В тот день, собрав на спортивной площадке всю школу, Зиянет Шекерек-кызы, стоя на айване, долго рассказывала нам, кто такой Салим Сахиб. Она принесла из библиотеки все его книги и одну за другой продемонстрировала ребятам. Вслед за этим Зиянет Шекерек-кызы показала нам свежую газету, вернее, первую полосу газеты, потому что именно на первой полосе была напечатана статья Салима Сахиба. Когда один из отличников громко прочел эту статью, посвященную приближающемуся Дню Победы, Зиянет Шекерек-кызы сказала, что мы, бузбулакцы, в силу своей культурной отсталости не могли оценить значение Салима Сахиба. Не будь мы такими отсталыми, мы бы уже давно организовали музей в доме Салима Сахиба, а мы до такой степени забросили его дом, что не только двор, даже крыша сплошь заросла травой. Ровно через два дня, в День Победы, Салим Сахиб будет в Бузбулаке. В эти оставшиеся два дня мы во что бы то ни стало должны доказать, что мы, бузбулакцы, не окончательно отстали в культурном отношении, а потому на два дня занятия в школе отменяются. За эти два дня мы должны расчистить дорогу к дому Салима Сахиба, хорошенько перекопать сад и двор от калитки до самого дома, насадить розы. Те, у кого дома есть розы, должны выкопать по одному самому лучшему кусту и ровно в восемь утра принести их к дому Салима Сахиба... Когда она кончила говорить, мы все построились и пошли к дому писателя. В середине шли девочки, замыкали шествие старшеклассники, а мы, малыши, как всегда, были впереди.
Пока мы шествовали от школы до отчего дома Салима Сахиба, Зиянет Шекерек-кызы раздобыла в домах необходимый инвентарь: лопаты, грабли, серпы, косы, ведра... Прибыв на место, мы под руководством Зиянет Шекерек-кызы разделились на группы и с ходу взялись за работу. Девочки, достав где-то лестницу, забрались на крышу. В ту весну из-за обилия дождей на всех бузбулакских крышах, оставленных без присмотра, трава поднялась чуть ли не по пояс. Перекопать двор, поправить лестницу, выкорчевать пни давно спиленных деревьев - эта тяжелая работа выпала на долю главных школьных силачей. Нам, малышам, поручено было выбирать с земли небольшие камни, сгребать и таскать траву, которую выпалывали во дворе и выдирали с крыши, а также бегать на речку и, ведрами черпая воду, поить тех, кто работал в поте лица и все время хотел пить. Во время вдохновенной работы по уборке отчего дома Салима Сахиба у некоторых кружилась голова, кое-кого тошнило, одной из девочек, работавших на крыше, стало совсем плохо. Но, несмотря на это, мы в тот же день закончили основные дела, и Зиянет Шекерек-кызы к вечеру совершенно успокоилась. Зато сестра Салима Сахиба тетя Солтан никак не могла успокоиться - она прямо извелась, ходя из дома в дом: у одних выпрашивала муки, у других - чаю, у третьих - масла. Худая, длинная, она бродила по улицам и без конца твердила: "Брат, брат..."

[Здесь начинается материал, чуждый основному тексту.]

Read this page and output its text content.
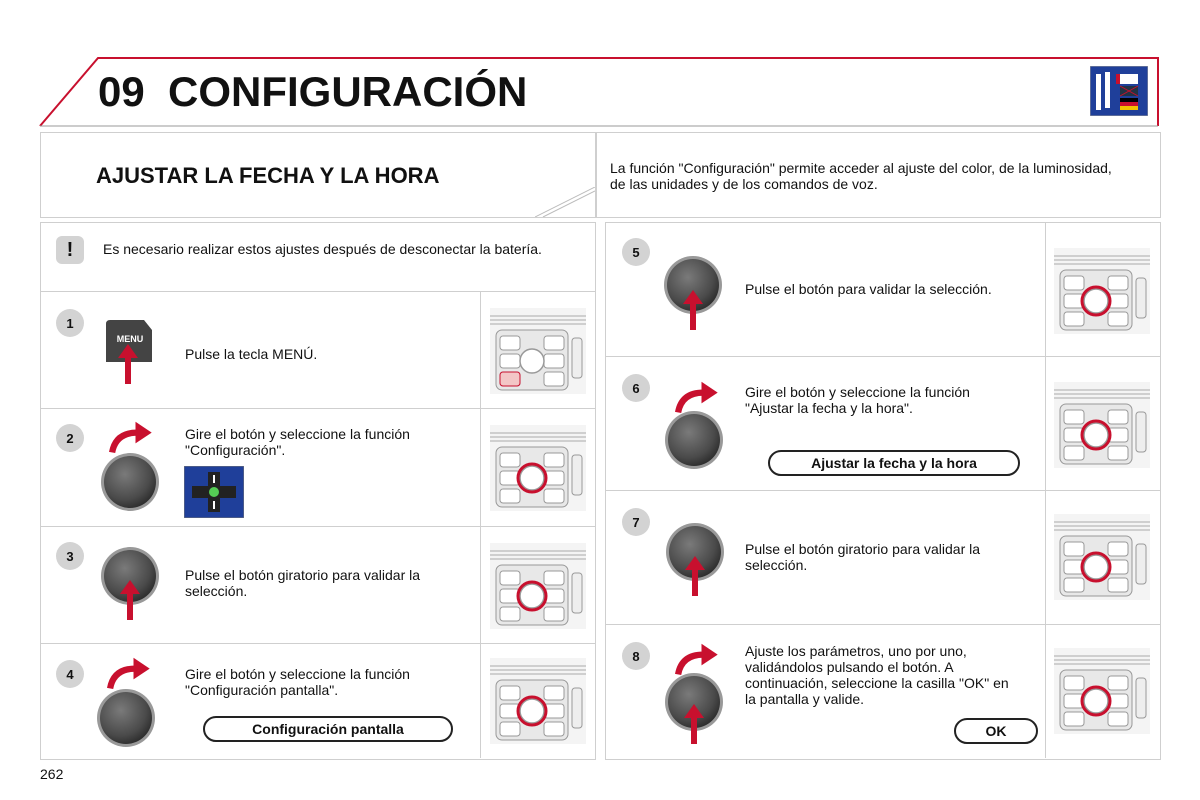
09 CONFIGURACIÓN
AJUSTAR LA FECHA Y LA HORA	La función "Configuración" permite acceder al ajuste del color, de la luminosidad, de las unidades y de los comandos de voz.
!	Es necesario realizar estos ajustes después de desconectar la batería.
1
MENU
Pulse la tecla MENÚ.
2	Gire el botón y seleccione la función "Configuración".
3
Pulse el botón giratorio para validar la selección.
4	Gire el botón y seleccione la función "Configuración pantalla".
Configuración pantalla
5
Pulse el botón para validar la selección.
6	Gire el botón y seleccione la función "Ajustar la fecha y la hora".
Ajustar la fecha y la hora
7
Pulse el botón giratorio para validar la selección.
8	Ajuste los parámetros, uno por uno, validándolos pulsando el botón. A continuación, seleccione la casilla "OK" en la pantalla y valide.
OK
262
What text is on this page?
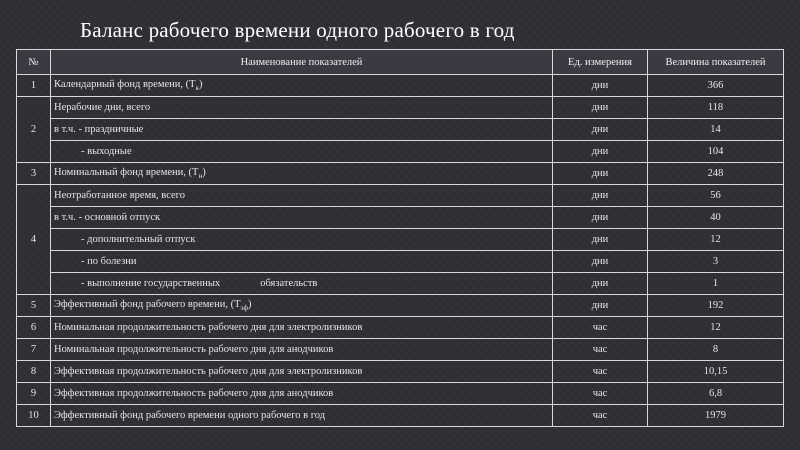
Баланс рабочего времени одного рабочего в год
№	Наименование показателей	Ед. измерения	Величина показателей
1	Календарный фонд времени, $(Т_к)$	дни	366
2	Нерабочие дни, всего	дни	118
	в т.ч. - праздничные	дни	14
	- выходные	дни	104
3	Номинальный фонд времени, $(Т_н)$	дни	248
4	Неотработанное время, всего	дни	56
	в т.ч. - основной отпуск	дни	40
	- дополнительный отпуск	дни	12
	- по болезни	дни	3
	- выполнение государственных обязательств	дни	1
5	Эффективный фонд рабочего времени, $(Т_{эф})$	дни	192
6	Номинальная продолжительность рабочего дня для электролизников	час	12
7	Номинальная продолжительность рабочего дня для анодчиков	час	8
8	Эффективная продолжительность рабочего дня для электролизников	час	10,15
9	Эффективная продолжительность рабочего дня для анодчиков	час	6,8
10	Эффективный фонд рабочего времени одного рабочего в год	час	1979
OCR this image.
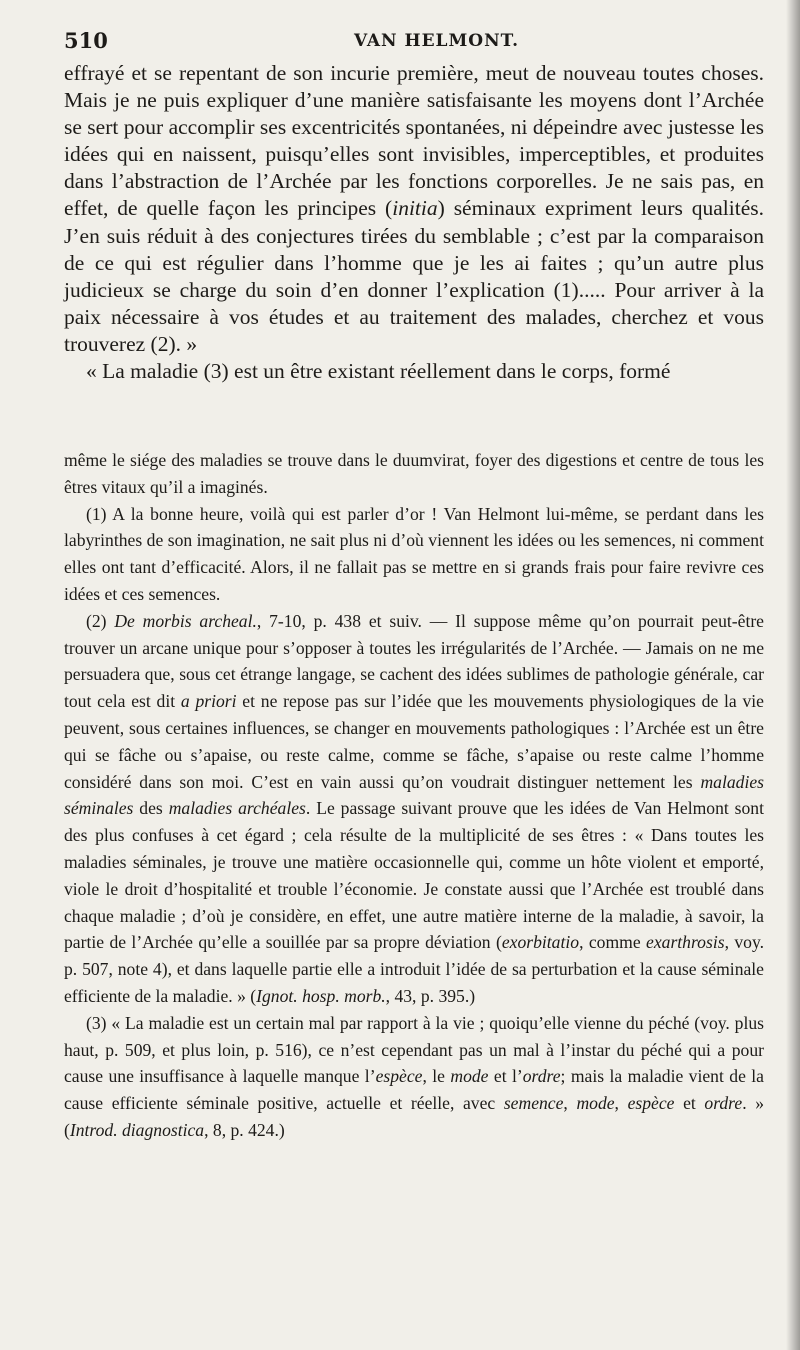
510	VAN HELMONT.

effrayé et se repentant de son incurie première, meut de nouveau toutes choses. Mais je ne puis expliquer d’une manière satisfaisante les moyens dont l’Archée se sert pour accomplir ses excentricités spontanées, ni dépeindre avec justesse les idées qui en naissent, puisqu’elles sont invisibles, imperceptibles, et produites dans l’abstraction de l’Archée par les fonctions corporelles. Je ne sais pas, en effet, de quelle façon les principes (initia) séminaux expriment leurs qualités. J’en suis réduit à des conjectures tirées du semblable ; c’est par la comparaison de ce qui est régulier dans l’homme que je les ai faites ; qu’un autre plus judicieux se charge du soin d’en donner l’explication (1)..... Pour arriver à la paix nécessaire à vos études et au traitement des malades, cherchez et vous trouverez (2). »

« La maladie (3) est un être existant réellement dans le corps, formé

même le siége des maladies se trouve dans le duumvirat, foyer des digestions et centre de tous les êtres vitaux qu’il a imaginés.

(1) A la bonne heure, voilà qui est parler d’or ! Van Helmont lui-même, se perdant dans les labyrinthes de son imagination, ne sait plus ni d’où viennent les idées ou les semences, ni comment elles ont tant d’efficacité. Alors, il ne fallait pas se mettre en si grands frais pour faire revivre ces idées et ces semences.

(2) De morbis archeal., 7-10, p. 438 et suiv. — Il suppose même qu’on pourrait peut-être trouver un arcane unique pour s’opposer à toutes les irrégularités de l’Archée. — Jamais on ne me persuadera que, sous cet étrange langage, se cachent des idées sublimes de pathologie générale, car tout cela est dit a priori et ne repose pas sur l’idée que les mouvements physiologiques de la vie peuvent, sous certaines influences, se changer en mouvements pathologiques : l’Archée est un être qui se fâche ou s’apaise, ou reste calme, comme se fâche, s’apaise ou reste calme l’homme considéré dans son moi. C’est en vain aussi qu’on voudrait distinguer nettement les maladies séminales des maladies archéales. Le passage suivant prouve que les idées de Van Helmont sont des plus confuses à cet égard ; cela résulte de la multiplicité de ses êtres : « Dans toutes les maladies séminales, je trouve une matière occasionnelle qui, comme un hôte violent et emporté, viole le droit d’hospitalité et trouble l’économie. Je constate aussi que l’Archée est troublé dans chaque maladie ; d’où je considère, en effet, une autre matière interne de la maladie, à savoir, la partie de l’Archée qu’elle a souillée par sa propre déviation (exorbitatio, comme exarthrosis, voy. p. 507, note 4), et dans laquelle partie elle a introduit l’idée de sa perturbation et la cause séminale efficiente de la maladie. » (Ignot. hosp. morb., 43, p. 395.)

(3) « La maladie est un certain mal par rapport à la vie ; quoiqu’elle vienne du péché (voy. plus haut, p. 509, et plus loin, p. 516), ce n’est cependant pas un mal à l’instar du péché qui a pour cause une insuffisance à laquelle manque l’espèce, le mode et l’ordre; mais la maladie vient de la cause efficiente séminale positive, actuelle et réelle, avec semence, mode, espèce et ordre. » (Introd. diagnostica, 8, p. 424.)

Наутро, когда до Дня Победы, а следовательно, и до приезда Салима Сахиба оставался один день, из колхозного коровника взяли хорошую корову с теленком и привязали их к калитке тети Солтан. Объяснили же все это так, что корову тете Солтан дали ради мужа, который вернулся с фронта совершенно желтым - необходимо избавить фронтовика от болезни, которая делает человека совершенно желтым. Но даже и после этого события, невиданного в истории Бузбулака, тетя Солтан все равно не могла успокоиться. Она считала, что, раз Салим Сахиб приезжает, надо обязательно привести в порядок могилу его матери. Вообще-то заботу о могиле сельсовет тоже взял на себя, но сделать что-то можно было лишь после посещения Бузбулака Салимом Сахибом. Потому что привести могилу в порядок за один день невозможно. И цемент надо привезти из района, и мастеров. А потому пришлось взять в колхозном амбаре мешочек пшеницы, оставшейся от сева, и отнести этот мешочек тете Солтан, чтоб хоть чем-то утешить сестру Салима Сахиба. Но и могилу не оставили заброшенной. Отыскав ее с помощью тети Солтан, мы под руководством Зиянет Шекерек-кызы подняли повалившийся надгробный камень, убрали мусор, принесли с реки камушков и обложили ими могилу. Рядом на горе росли цветы, мы принесли по охапке красных маков и положили их на могилу, чтобы, приехав в деревню, Салим Сахиб не подумал, что бузбулакцы - люди отсталые в культурном отношении.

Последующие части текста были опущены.